When Keith Cox talks about 3D printing, he refers to it as a “conversion process.” That phrase is an important clue to the role 3D printing is destined to play and the way that companies like his employer will figure in. I recently had a conversation with him about polymer development for additive manufacturing.
Cox works for SABIC, supplier of polymer materials, where his role is senior business manager for AM. From his and this company’s perspective, 3D printing is indeed another conversion process, one more means (like injection molding, blow molding or extrusion) for converting the raw stock from SABIC into a finished good. The different processes behave in different ways and make different demands on the material. And while 3D printing is the newest such process to appear, tailoring materials to the needs of a conversion process is what the company has been doing all along. In this sense, supporting additive manufacturing as it finds a growing role in production is simply more of the same.
But in another sense, AM represents a very different set of challenges for the company. And a different opportunity, because 3D printing promises to grow the very market potential for plastics by expanding what it is possible for plastics to do.
Realizing a polycarbonate delivering roughly similar properties after injection molding or 3D printing entails starting with different formulations of the raw stock tuned to these different processes.
The challenges first: 3D printing is physically a very different operation from other conversion processes. In fact, it is different operations, plural, because AM processes such as selective laser sintering (SLS) and fused filament fabrication (FFF) differ from one another. But both these processes differ markedly from established means of working with plastic such as injection molding. Consider: Injection molding is a hot, high-pressure, short-cycle-time process—the mold slams shut as high-temperature material is injected in. By contrast, both SLS and FFF are processes involving little pressure, run only at the melting or extrusion temperature of the material, with a cycle time lasting so long that the material might remain at or near this temperature for hours at a time or even a day. Thus, realizing a polycarbonate delivering roughly similar properties after injection molding or 3D printing entails starting with different formulations of the raw stock tuned to these different processes.

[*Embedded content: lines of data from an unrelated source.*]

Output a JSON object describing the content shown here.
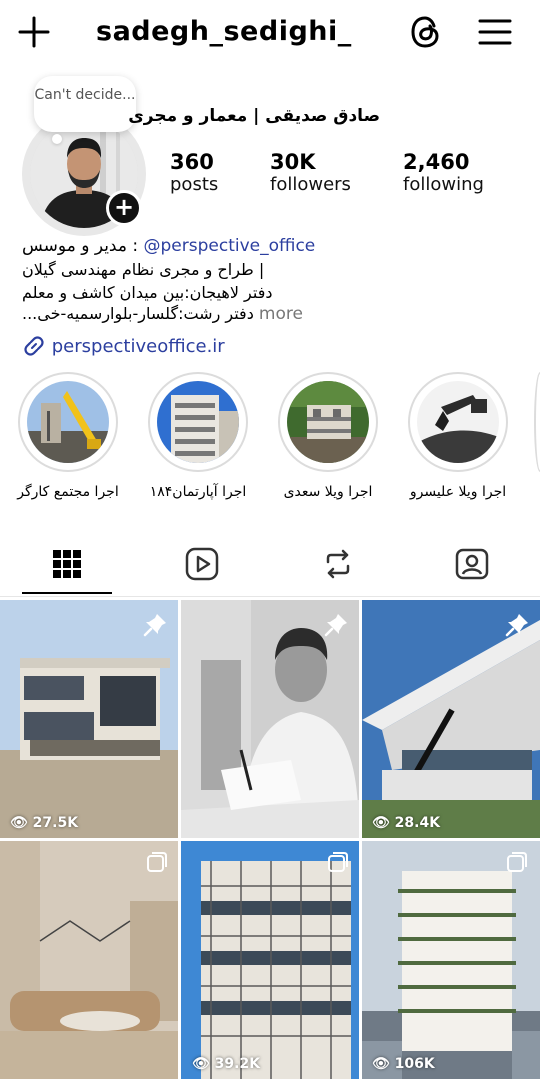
{
  "header": {
    "username": "sadegh_sedighi_",
    "plus_icon": "plus-icon",
    "threads_icon": "threads-icon",
    "menu_icon": "hamburger-menu-icon"
  },
  "profile": {
    "note": "Can't decide...",
    "full_name": "صادق صدیقی | معمار و مجری",
    "stats": [
      {
        "value": "360",
        "label": "posts"
      },
      {
        "value": "30K",
        "label": "followers"
      },
      {
        "value": "2,460",
        "label": "following"
      }
    ],
    "bio": {
      "line1_mention": "@perspective_office",
      "line1_text": ": مدیر و موسس",
      "line2": "| طراح و مجری نظام مهندسی گیلان",
      "line3": "دفتر لاهیجان:بین میدان کاشف و معلم",
      "line4": "دفتر رشت:گلسار-بلوارسمیه-خی...",
      "more": "more"
    },
    "link": "perspectiveoffice.ir"
  },
  "highlights": [
    {
      "label": "اجرا مجتمع کارگر"
    },
    {
      "label": "اجرا آپارتمان۱۸۴"
    },
    {
      "label": "اجرا ویلا سعدی"
    },
    {
      "label": "اجرا ویلا علیسرو"
    }
  ],
  "tabs": [
    {
      "name": "grid",
      "icon": "grid-icon"
    },
    {
      "name": "reels",
      "icon": "reels-icon"
    },
    {
      "name": "reposts",
      "icon": "repost-icon"
    },
    {
      "name": "tagged",
      "icon": "tagged-icon"
    }
  ],
  "posts": [
    {
      "views": "27.5K",
      "pinned": true
    },
    {
      "views": "",
      "pinned": true
    },
    {
      "views": "28.4K",
      "pinned": true
    },
    {
      "views": "",
      "multi": true
    },
    {
      "views": "39.2K",
      "multi": true
    },
    {
      "views": "106K",
      "multi": true
    }
  ],
  "colors": {
    "link": "#2c3f9f",
    "muted": "#777777"
  }
}
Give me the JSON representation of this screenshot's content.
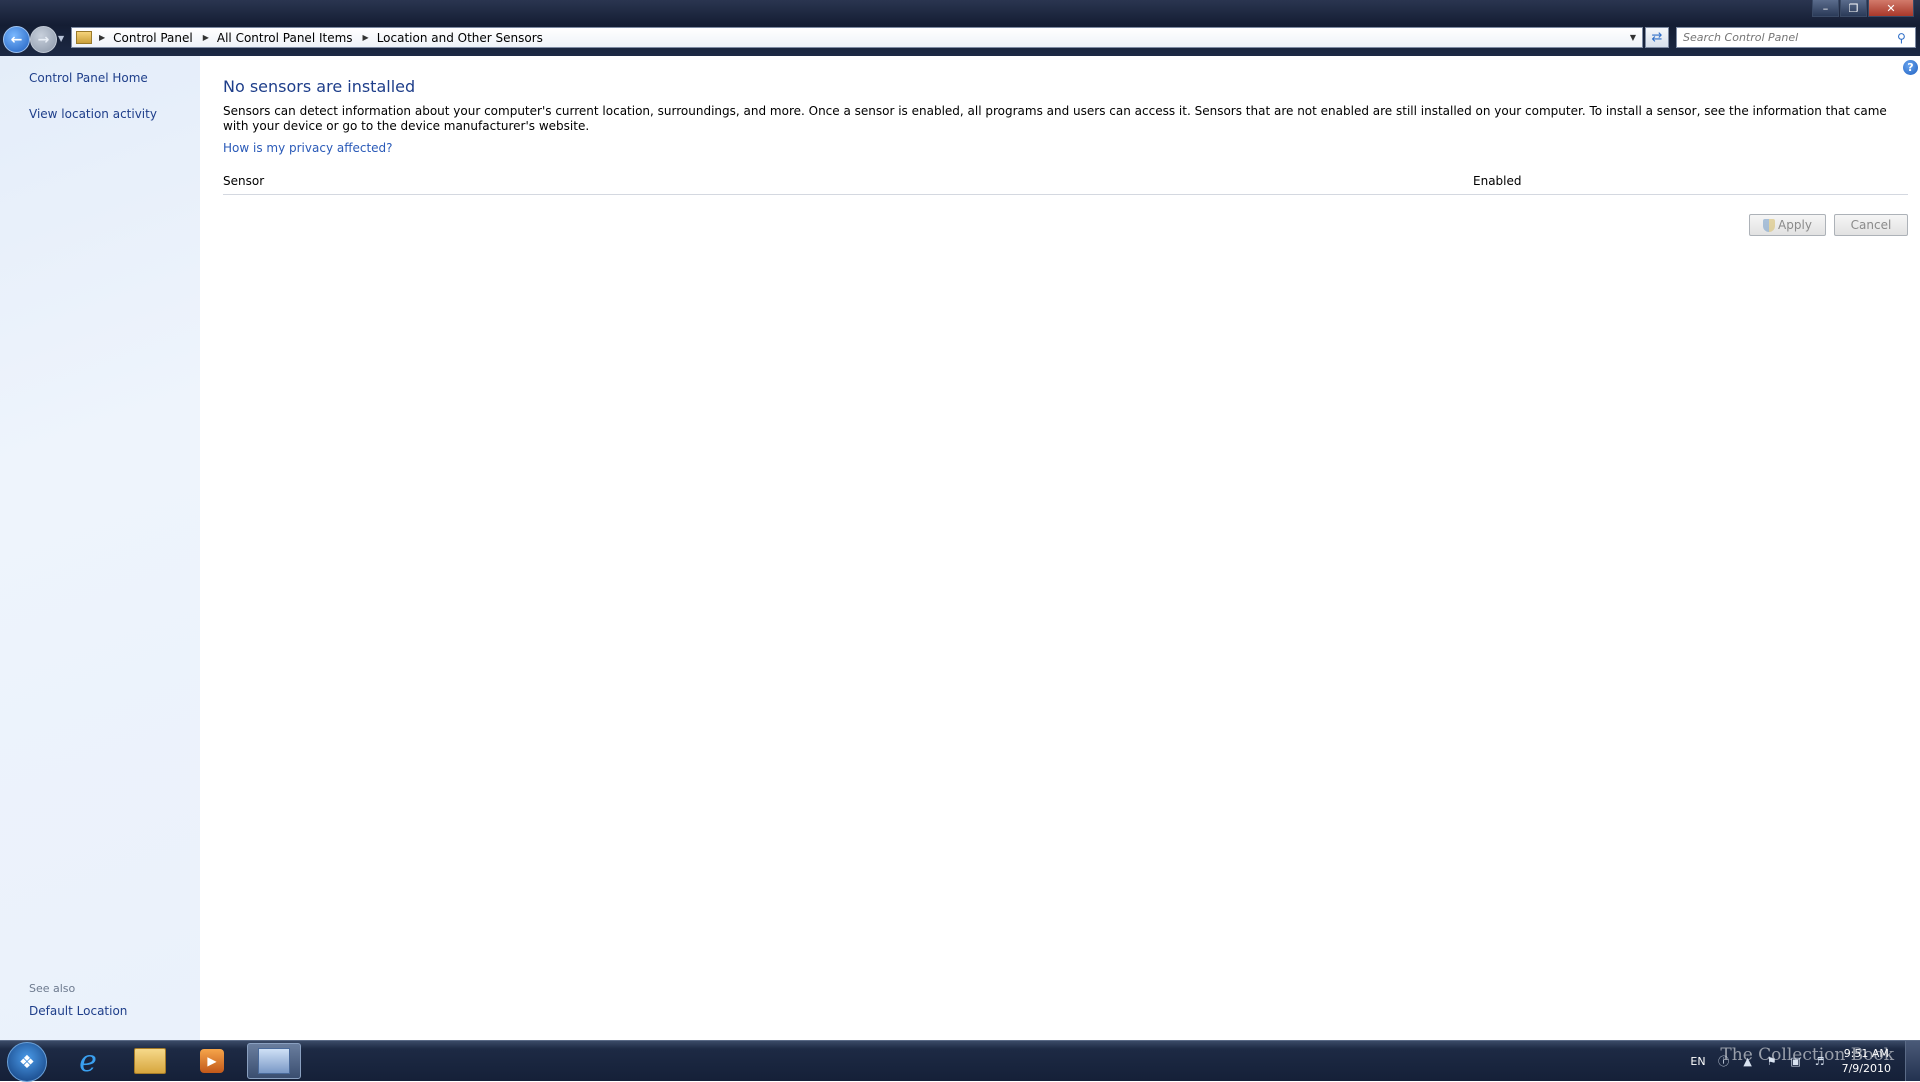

The other, bigger area of challenge relates to how dynamic additive still is, and how much is still changing. “The maturity level of the AM space today makes material development complex,” he says. “These processes are all evolving. Even in FFF over the last five years, we’ve seen tremendous change in the 3D printing technology. So, we’re at a disadvantage both because there is not a lot of history with these processes and because there continues to be a lot of change.” And that change plays out not only in the machine hardware, but also in the design and simulation software, which are also advancing and can also affect material application.
But it’s all worth it, and the reason why gets to the opportunity. 3D printing is fundamentally different from other conversion processes because there is no tooling needed. There is no mold, for example. That opens the range of part geometries that can be achieved, while reducing the production quantities that might be cost-effective. Because of both areas of freedom, 3D printing will be an enabler for the advance of polymers. By delivering both previously impossible forms and previously impractical solutions, 3D printing will bring plastics into applications it was never able to serve before. Polymer developers obviously see high value in being part of this.
Indeed, the opportunity today falls into three categories, says Cox—“three buckets,” he says—and the most important one is the bucket most affected by the capabilities of today’s machines. Those buckets are:
- Drop-in material replacements. In this area of materials development, the supplier can develop its own, more competitive version of some existing material option—say, its own version of a polycarbonate filament for FFF similar to an existing version.
- New materials for standard print profiles. Within the sets of printer parameters used for established materials, the materials company might be able to engineer new materials with special properties. A new SABIC filament delivering high toughness for consumer electronics and automotive applications is an example.
- New materials leveraging non-standard print profiles. This third category is the most exciting area of material development. The most promising new material options tend to push 3D printers by requiring operational parameters different from the parameter sets locked into established machines—machines that might have been invented with prototyping rather than production in mind. For example, polymers engineered to withstand high-temperature applications need printers not only able to achieve the required high extrusion temperature, but also able to give the operator the capacity to employ that temperature. Another material might require a distinct and specific print speed or layering height. Machines offering an “open format”—that is, user ability to adjust machine settings governing the build—are becoming more valuable as materials advance, Cox says.